McCain’s strongest showing four years ago was in the 48th Assembly district, encompassing parts of Dyker Heights and Borough Park and represented in Albany by conservative Democrat Dov Hikind. The Republican nominee nabbed 71 percent of the vote to then-Sen. Barack Obama’s 29 percent. In 2004, President Bush took a similar proportion of the District 48 vote (69 percent) over Democratic nominee and Massachusetts Sen. John Kerry (30 percent).
McCain also followed Bush to win the 45th Assembly district, which covers neighborhoods like Gerritsen Beach and Midwood. In both ’04 and ’08, Republicans took more than 60 percent of the vote there. Similarly, the 49th district (which covers parts of Dyker Heights and Bensonhurst) went for the GOP with 53 percent of the vote for both Bush and McCain.
Murphy noted that in addition to voting Republican, these districts have greater percentages of white residents and much higher rates of home ownership than Brooklyn as a whole. New York State is solidly in Obama’s camp but according to the Federal Elections Commission’s campaign finance database, this year, those living in the zip codes of the four Republican-leaning districts have donated over $12,000 to Romney.

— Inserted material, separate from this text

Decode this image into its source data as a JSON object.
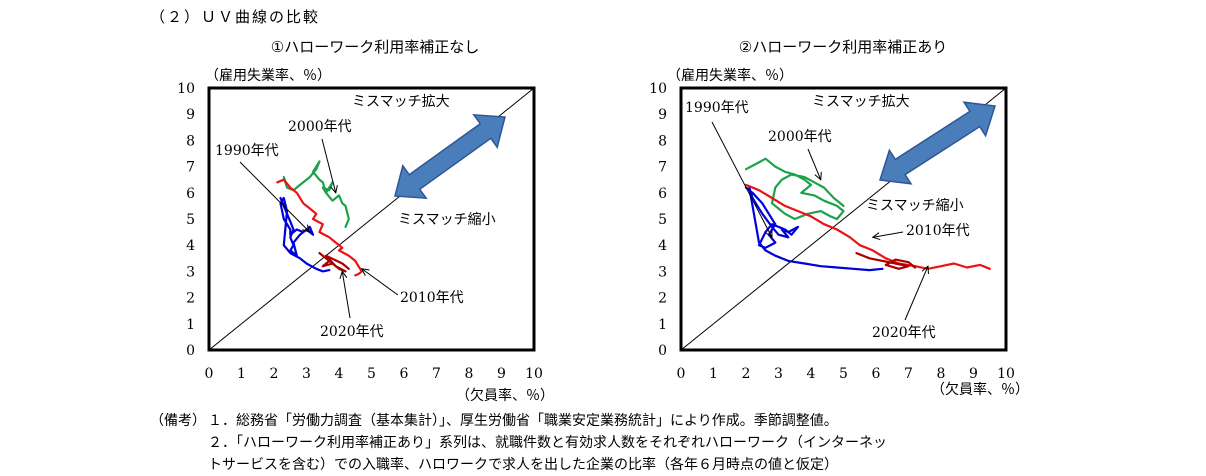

GOP campaign literature MIA in Brooklyn
Despite the loyalties of the red Brooklynites, the Romney campaign seems to concentrate its efforts elsewhere when it comes to outreach material, reported The Brooklyn Ink‘s Matthew Vann. Glenn Nocera, 37, wanted to campaign for the Republican nominee but has yet to receive any literature from the party.
“It’s like twisting arms,” he says. “I’m a little bit pissed off. The materials should be here by now.”
Nocera, 37, who ran for the State Senate in 2008 but lost, serves as a Brooklyn College public safety officer. And though he received assurances from campaign officials at the Republican National Convention that he’d get what he needed to start campaigning, he hasn’t heard anything from officials he spoke with.
Neither have the two rival Young Republican clubs in the borough. “I think they feel New York is a lost cause and don’t want to waste their resources,” said Nocera. Canvassers in other non-swing states echo his sentiments, whether they’re campaigning for Romney or Obama.